La mélodie de Saliha est construite sur un sujet dramatique : le chevalier Salem est assassiné et sa famille est endeuillée.  L’intrigue est, à l’origine, empruntée de la chanson et j’ai créé des personnages pour assurer la continuité de l’action dramatique et de celle de l’élément symphonique. Le grand guerrier est mort.  Comme mon écriture est essentiellement féministe, ce sont ses sœurs et sa bien-aimée qui  revendiquent justice. L’assassin prend part aux évènements et on l’a même fait chanter. Il a été brillamment joué par Haythem Hadhiri. Cette histoire allégorique symbolise aussi le désir de rompre avec les conflits qui sévissent partout. L’agresseur va céder sous la passion et la raison l’emporte sur la violence. Pour moi, l’amour est toujours gagnant. Samir Ferjani et son équipe artistique ont travaillé  sur cet opéra pour en faire une version aux sonorités entre l’Orient et l’Occident. Cette œuvre exceptionnelle, qui fait fusionner la musique symphonique classique et le chant tunisien, sera jouée par l’Orchestre symphonique de Sousse et accompagnée par de grandes voix lyriques.

Ce projet musical n’a pas joui de la popularité prévue.
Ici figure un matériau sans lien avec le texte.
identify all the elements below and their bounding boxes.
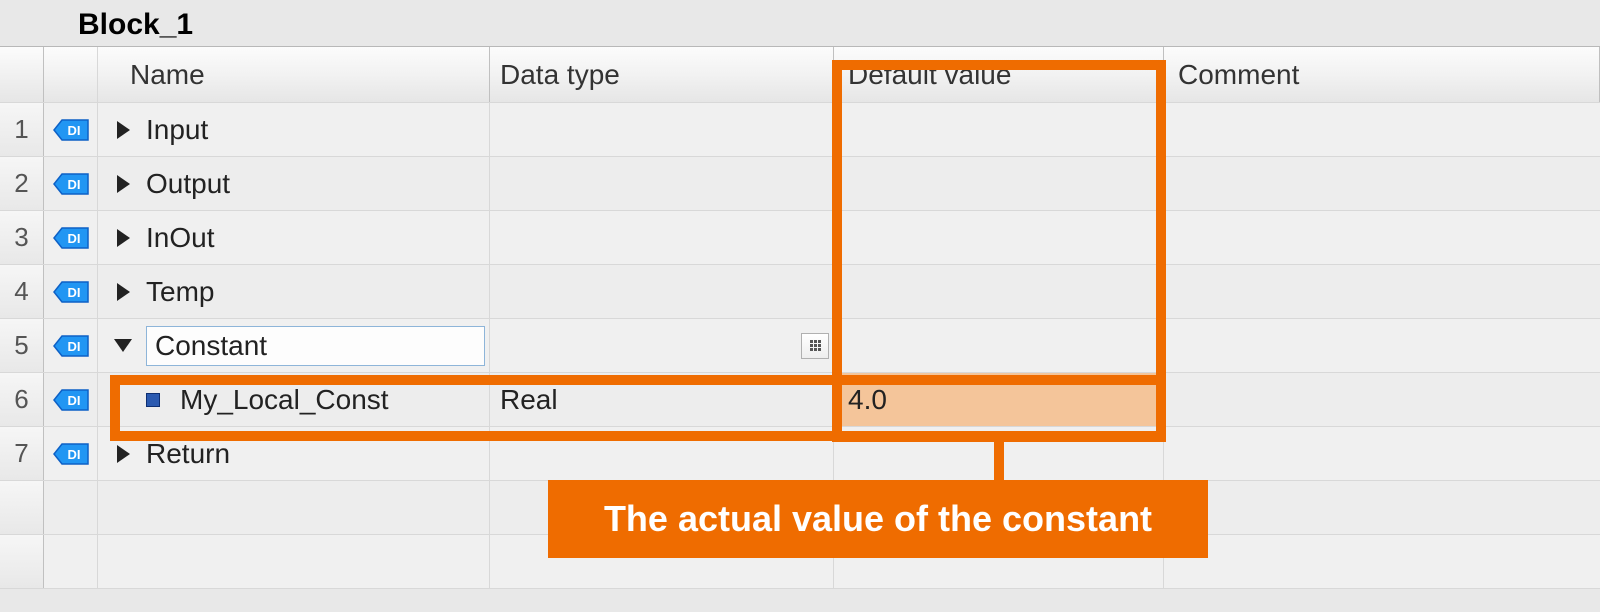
name-editable[interactable]: Constant [146,326,485,366]
caret-down-icon[interactable] [114,337,132,355]
annotation-callout: The actual value of the constant [548,480,1208,558]
default-cell[interactable] [834,265,1164,318]
comment-cell[interactable] [1164,157,1600,210]
datatype-cell[interactable] [490,157,834,210]
row-number [0,481,44,534]
tag-icon-cell: DI [44,157,98,210]
tag-icon-cell: DI [44,103,98,156]
row-number[interactable]: 5 [0,319,44,372]
row-label: Output [146,168,230,200]
svg-text:DI: DI [67,339,80,354]
row-label: Temp [146,276,214,308]
datatype-cell[interactable] [490,427,834,480]
default-value: 4.0 [848,384,887,416]
row-number[interactable]: 7 [0,427,44,480]
name-cell[interactable]: Output [98,157,490,210]
table-row-child[interactable]: 6 DI My_Local_Const Real 4.0 [0,373,1600,427]
comment-cell[interactable] [1164,103,1600,156]
svg-text:DI: DI [67,177,80,192]
default-cell[interactable] [834,103,1164,156]
header-default-value[interactable]: Default value [834,47,1164,102]
svg-text:DI: DI [67,447,80,462]
header-name[interactable]: Name [98,47,490,102]
table-row[interactable]: 5 DI Constant [0,319,1600,373]
datatype-cell[interactable] [490,103,834,156]
default-cell[interactable] [834,211,1164,264]
svg-text:DI: DI [67,231,80,246]
row-number[interactable]: 3 [0,211,44,264]
comment-cell[interactable] [1164,265,1600,318]
comment-cell[interactable] [1164,427,1600,480]
row-number[interactable]: 1 [0,103,44,156]
svg-text:DI: DI [67,393,80,408]
caret-right-icon[interactable] [114,283,132,301]
name-cell[interactable]: Input [98,103,490,156]
comment-cell[interactable] [1164,319,1600,372]
row-label: Return [146,438,230,470]
header-comment[interactable]: Comment [1164,47,1600,102]
default-cell[interactable] [834,319,1164,372]
caret-right-icon[interactable] [114,229,132,247]
table-row[interactable]: 7 DI Return [0,427,1600,481]
header-tagicon-spacer [44,47,98,102]
name-cell[interactable]: Return [98,427,490,480]
datatype-cell[interactable]: Real [490,373,834,426]
block-title: Block_1 [0,0,1600,46]
header-rownum-spacer [0,47,44,102]
tag-icon-cell: DI [44,373,98,426]
comment-cell[interactable] [1164,373,1600,426]
datatype-cell[interactable] [490,319,834,372]
datatype-cell[interactable] [490,265,834,318]
caret-right-icon[interactable] [114,121,132,139]
datatype-picker-button[interactable] [801,333,829,359]
annotation-connector [994,436,1004,484]
name-cell[interactable]: Temp [98,265,490,318]
svg-text:DI: DI [67,285,80,300]
row-number[interactable]: 6 [0,373,44,426]
datatype-cell[interactable] [490,211,834,264]
row-label: InOut [146,222,214,254]
datatype-value: Real [500,384,558,416]
variable-bullet-icon [146,393,160,407]
default-cell[interactable]: 4.0 [834,373,1164,426]
tag-icon-cell: DI [44,319,98,372]
tag-icon: DI [52,334,90,358]
tag-icon-cell: DI [44,211,98,264]
table-row[interactable]: 2 DI Output [0,157,1600,211]
caret-right-icon[interactable] [114,445,132,463]
table-row[interactable]: 3 DI InOut [0,211,1600,265]
row-label: Input [146,114,208,146]
grid-header-row: Name Data type Default value Comment [0,47,1600,103]
table-row[interactable]: 4 DI Temp [0,265,1600,319]
tag-icon: DI [52,226,90,250]
name-cell[interactable]: Constant [98,319,490,372]
name-cell[interactable]: My_Local_Const [98,373,490,426]
list-icon [810,340,821,351]
tag-icon-cell: DI [44,265,98,318]
row-number [0,535,44,588]
comment-cell[interactable] [1164,211,1600,264]
tag-icon: DI [52,172,90,196]
row-number[interactable]: 2 [0,157,44,210]
header-datatype[interactable]: Data type [490,47,834,102]
table-row[interactable]: 1 DI Input [0,103,1600,157]
tag-icon: DI [52,442,90,466]
name-cell[interactable]: InOut [98,211,490,264]
tag-icon: DI [52,280,90,304]
tag-icon: DI [52,118,90,142]
caret-right-icon[interactable] [114,175,132,193]
row-label: Constant [155,330,267,362]
row-number[interactable]: 4 [0,265,44,318]
row-label: My_Local_Const [180,384,389,416]
svg-text:DI: DI [67,123,80,138]
default-cell[interactable] [834,157,1164,210]
tag-icon: DI [52,388,90,412]
tag-icon-cell: DI [44,427,98,480]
Quelles en sont les raisons à votre avis ?

Samir Ferjani a créé une œuvre musicale et théâtrale complète conçue pour un orchestre et qui répond ainsi aux normes internationales en matière de spectacle d’opéra. Le problème peut être attribué au nombre limité de représentations. Avec les crises financières dans le domaine de la culture, beaucoup de productions sont reportées ou annulées. Les spectacles d’opéra peinent à tenir la cadence, notamment avec une baisse de subvention de nos partenaires publics.

À force  de constater que la situation reste compliquée, on a fait des économies et on est allés jusqu’à sacrifier des productions. C’est un véritable gâchis, mais il ne faut pas s’empêcher d’être ambitieux malgré tout.

Comment voyez-vous l’avenir de l’opéra tunisien d’une manière générale?

Je crois en l’opéra tunisien même si on n’encourage pas assez les nouvelles expériences artistiques et que quelques grands noms s’emparent du domaine. Je continue à compter sur sa vocation en tant que vecteur de changement des modes de pensées et des comportements humains. C’est par l’art et la culture qu’on réussira à vaincre la cruauté du monde et  adopter les valeurs universelles d’amour, de paix et de tolérance. Il est vrai que l’opéra n’a pas vraiment  une ferveur populaire et reste réservé à des élites consentantes. Avec les textes tunisiens, on aimerait voir plus de gens assister à une pièce chantée puisqu’ils peuvent saisir ce qu’on leur interprète.